I want to defend things in popular music that seem to be of worth - say
the music of Captain Beefheart, The Fall or dub reggae (e.g. Lee Perry)
- without thereby affirming what appears to me as a total system. I also
find the music that Adorno allowed some saving grace - Beethoven and
others - quite discredited now, a celebration of the division of labour
that created Culture as a separate domain in the first place.

>From the present vantage point I think that Adorno's work is best
understood as a *critique* of Art *as such*, rather than focussing on
his upholding of certain forms of art above others. More and more, art
appears as just a bunch of tricks and mystifications. 

As to the Western Intellectual's 'culture of despair' referred to
elsewhere; to paraphrase Adorno, 'thought is happiness' and as long as
you have the capacity of thought, happiness is not impossible. Adorno's
work is all about sustaining that capacity in the face of the total
assault it faces under late late capitalism. 

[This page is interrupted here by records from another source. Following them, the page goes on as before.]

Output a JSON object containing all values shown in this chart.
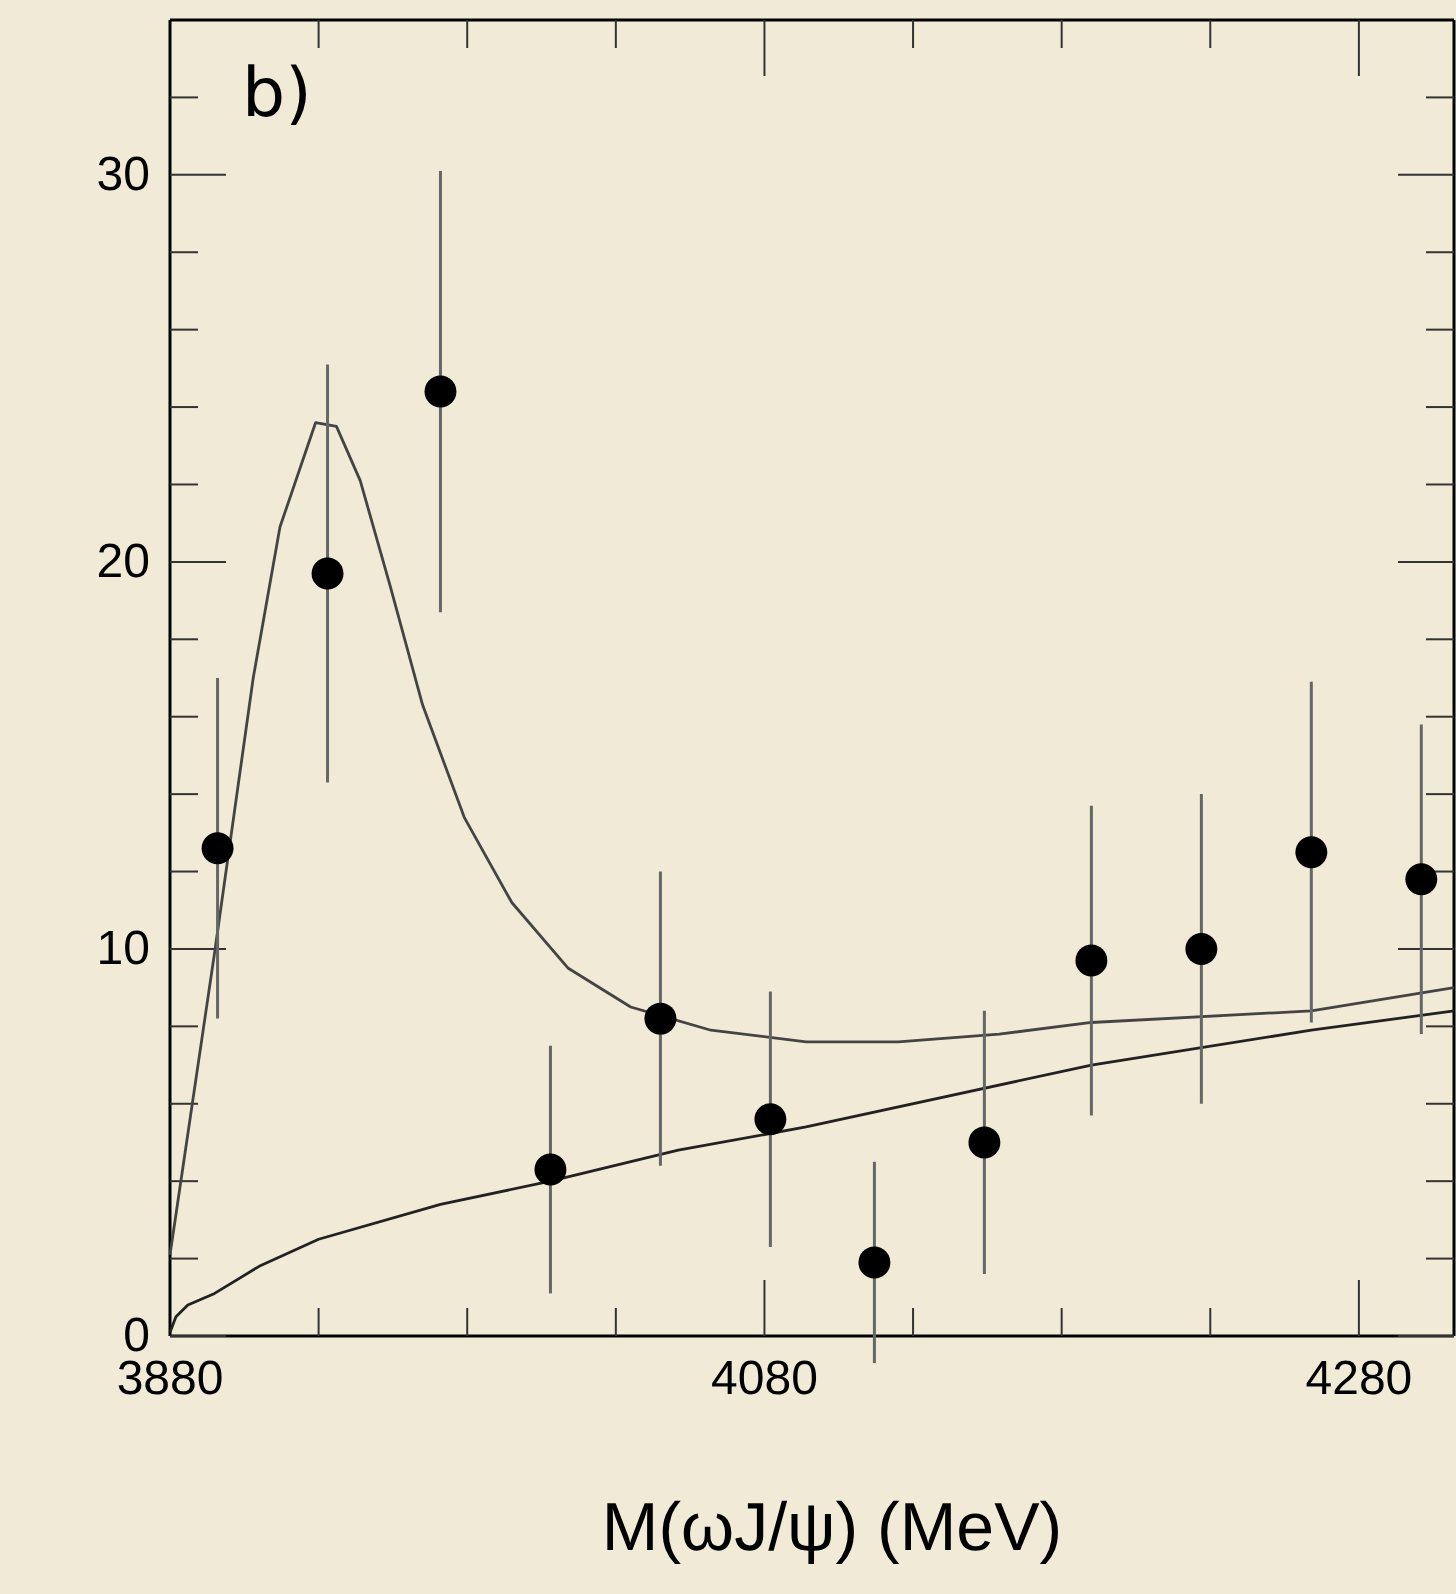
{
  "chart_data": {
    "type": "scatter",
    "xlabel": "M(ωJ/ψ) (MeV)",
    "annotations": [
      "b)"
    ],
    "xlim": [
      3880,
      4312
    ],
    "ylim": [
      0,
      34
    ],
    "xticks": [
      3880,
      {
        "value": 3930,
        "label": null
      },
      {
        "value": 3980,
        "label": null
      },
      {
        "value": 4030,
        "label": null
      },
      4080,
      {
        "value": 4130,
        "label": null
      },
      {
        "value": 4180,
        "label": null
      },
      {
        "value": 4230,
        "label": null
      },
      4280
    ],
    "yticks": [
      0,
      {
        "value": 2,
        "label": null
      },
      {
        "value": 4,
        "label": null
      },
      {
        "value": 6,
        "label": null
      },
      {
        "value": 8,
        "label": null
      },
      10,
      {
        "value": 12,
        "label": null
      },
      {
        "value": 14,
        "label": null
      },
      {
        "value": 16,
        "label": null
      },
      {
        "value": 18,
        "label": null
      },
      20,
      {
        "value": 22,
        "label": null
      },
      {
        "value": 24,
        "label": null
      },
      {
        "value": 26,
        "label": null
      },
      {
        "value": 28,
        "label": null
      },
      30,
      {
        "value": 32,
        "label": null
      }
    ],
    "grid": false,
    "series": [
      {
        "color": "#000000",
        "marker": "circle",
        "x": [
          3896,
          3933,
          3971,
          4008,
          4045,
          4082,
          4117,
          4154,
          4190,
          4227,
          4264,
          4301
        ],
        "values": [
          12.6,
          19.7,
          24.4,
          4.3,
          8.2,
          5.6,
          1.9,
          5.0,
          9.7,
          10.0,
          12.5,
          11.8
        ],
        "errors": [
          4.4,
          5.4,
          5.7,
          3.2,
          3.8,
          3.3,
          2.6,
          3.4,
          4.0,
          4.0,
          4.4,
          4.0
        ]
      },
      {
        "type": "line",
        "color": "#444444",
        "line_style": "solid",
        "marker": "none",
        "x": [
          3880,
          3895,
          3908,
          3917,
          3929,
          3936,
          3944,
          3954,
          3965,
          3979,
          3995,
          4014,
          4035,
          4062,
          4094,
          4125,
          4159,
          4190,
          4264,
          4312
        ],
        "values": [
          2.1,
          9.9,
          17.0,
          20.9,
          23.6,
          23.5,
          22.1,
          19.4,
          16.3,
          13.4,
          11.2,
          9.5,
          8.5,
          7.9,
          7.6,
          7.6,
          7.8,
          8.1,
          8.4,
          9.0
        ]
      },
      {
        "type": "line",
        "color": "#222222",
        "line_style": "solid",
        "marker": "none",
        "x": [
          3880,
          3882,
          3886,
          3895,
          3910,
          3930,
          3971,
          4008,
          4051,
          4094,
          4190,
          4264,
          4312
        ],
        "values": [
          0.1,
          0.5,
          0.8,
          1.1,
          1.8,
          2.5,
          3.4,
          4.0,
          4.8,
          5.4,
          7.0,
          7.9,
          8.4
        ]
      }
    ]
  }
}
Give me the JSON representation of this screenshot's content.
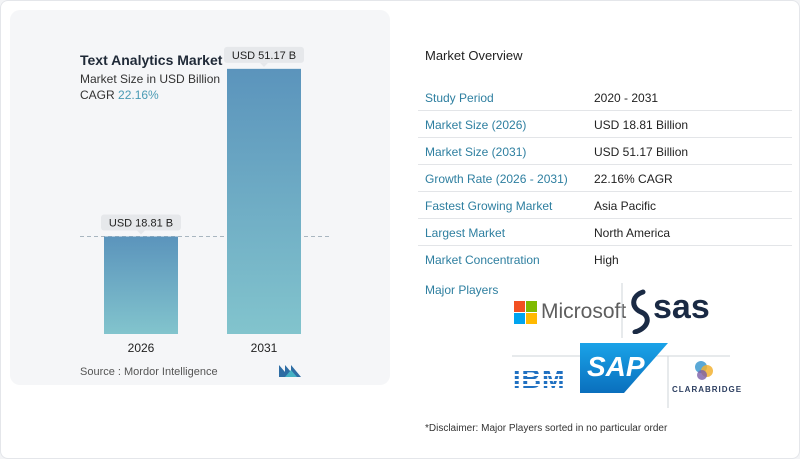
{
  "chart": {
    "title": "Text Analytics Market",
    "subtitle": "Market Size in USD Billion",
    "cagr_label": "CAGR",
    "cagr_value": "22.16%",
    "source": "Source :  Mordor Intelligence",
    "bar_labels": [
      "USD 18.81 B",
      "USD 51.17 B"
    ],
    "colors": {
      "bar_top": "#5b94bc",
      "bar_bottom": "#82c4cd",
      "dash": "#a9b6c0",
      "callout": "#e6e8eb"
    }
  },
  "chart_data": {
    "type": "bar",
    "categories": [
      "2026",
      "2031"
    ],
    "values": [
      18.81,
      51.17
    ],
    "title": "Text Analytics Market",
    "subtitle": "Market Size in USD Billion",
    "xlabel": "",
    "ylabel": "",
    "ylim": [
      0,
      55
    ],
    "grid": false
  },
  "overview": {
    "title": "Market Overview",
    "rows": [
      {
        "label": "Study Period",
        "value": "2020 - 2031"
      },
      {
        "label": "Market Size (2026)",
        "value": "USD 18.81 Billion"
      },
      {
        "label": "Market Size (2031)",
        "value": "USD 51.17 Billion"
      },
      {
        "label": "Growth Rate (2026 - 2031)",
        "value": "22.16% CAGR"
      },
      {
        "label": "Fastest Growing Market",
        "value": "Asia Pacific"
      },
      {
        "label": "Largest Market",
        "value": "North America"
      },
      {
        "label": "Market Concentration",
        "value": "High"
      }
    ],
    "major_players_label": "Major Players",
    "players": {
      "microsoft": "Microsoft",
      "sas": "sas",
      "ibm": "IBM",
      "sap": "SAP",
      "clarabridge": "CLARABRIDGE"
    },
    "disclaimer": "*Disclaimer: Major Players sorted in no particular order"
  }
}
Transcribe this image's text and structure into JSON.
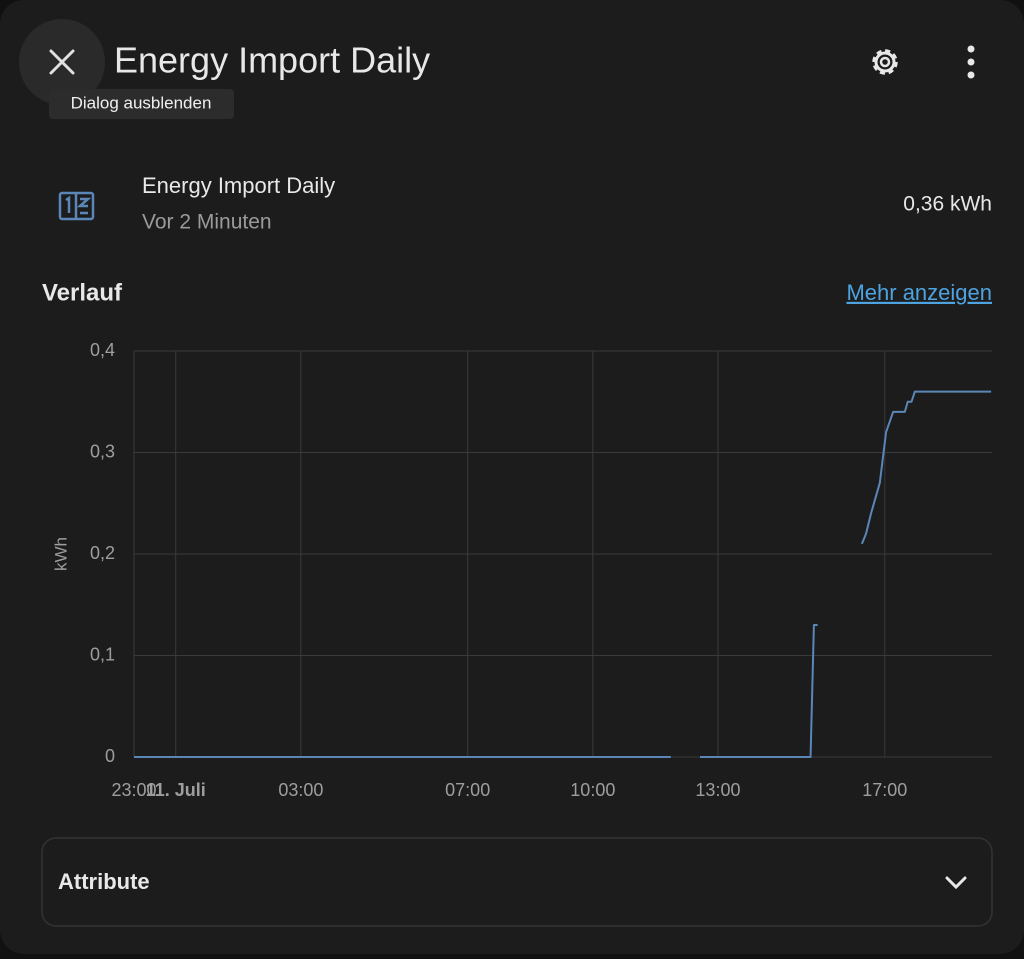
{
  "header": {
    "title": "Energy Import Daily",
    "tooltip": "Dialog ausblenden"
  },
  "entity": {
    "name": "Energy Import Daily",
    "last_changed": "Vor 2 Minuten",
    "state": "0,36 kWh"
  },
  "history": {
    "title": "Verlauf",
    "more_link": "Mehr anzeigen"
  },
  "chart_data": {
    "type": "line",
    "y_label": "kWh",
    "color": "#5b86b8",
    "grid": true,
    "x": [
      -1,
      11.87,
      12.2,
      12.57,
      15.22,
      15.3,
      15.39,
      16,
      16.45,
      16.55,
      16.67,
      16.88,
      17.03,
      17.2,
      17.48,
      17.55,
      17.64,
      17.72,
      19.55
    ],
    "values": [
      0,
      0,
      null,
      0,
      0,
      0.13,
      0.13,
      null,
      0.21,
      0.22,
      0.24,
      0.27,
      0.32,
      0.34,
      0.34,
      0.35,
      0.35,
      0.36,
      0.36
    ],
    "xlim": [
      -1,
      19.57
    ],
    "xticks": [
      {
        "value": -1,
        "label": "23:00"
      },
      {
        "value": 0,
        "label": "11. Juli"
      },
      {
        "value": 3,
        "label": "03:00"
      },
      {
        "value": 7,
        "label": "07:00"
      },
      {
        "value": 10,
        "label": "10:00"
      },
      {
        "value": 13,
        "label": "13:00"
      },
      {
        "value": 17,
        "label": "17:00"
      }
    ],
    "ylim": [
      0,
      0.4
    ],
    "yticks": [
      0,
      {
        "value": 0.1,
        "label": "0,1"
      },
      {
        "value": 0.2,
        "label": "0,2"
      },
      {
        "value": 0.3,
        "label": "0,3"
      },
      {
        "value": 0.4,
        "label": "0,4"
      }
    ]
  },
  "attributes": {
    "title": "Attribute"
  }
}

To ramble - when I listen to the best dub reggae I feel spaces being
opened in my mind which almost nothing else is capable of creating. But
then most of that was made in the 70s, before the cultural universe
closed completely... 
>
>But what is strange is that those of Adorno's present-day "disciples" 
>who want to make his pronouncements sacrosanct and who wish to hold 
>to every aspect of his aesthetic judgements are so often - perhaps 
>always - individuals with very little aesthetic feeling of their own. 
>
>Adorno was a great musicologist. But his musical writings are taken 
>as Holy Writ only by the tone deaf. And across other areas of intellectual 
>pursuit on stumbles again and again on the same kind of dependency - utterly 
>defeating Adorno's 
>ideal of autonomy and maturity (Mundigkeit).

I have heard of these acolytes, but never come across one. Could you
point me in the direction of one or two?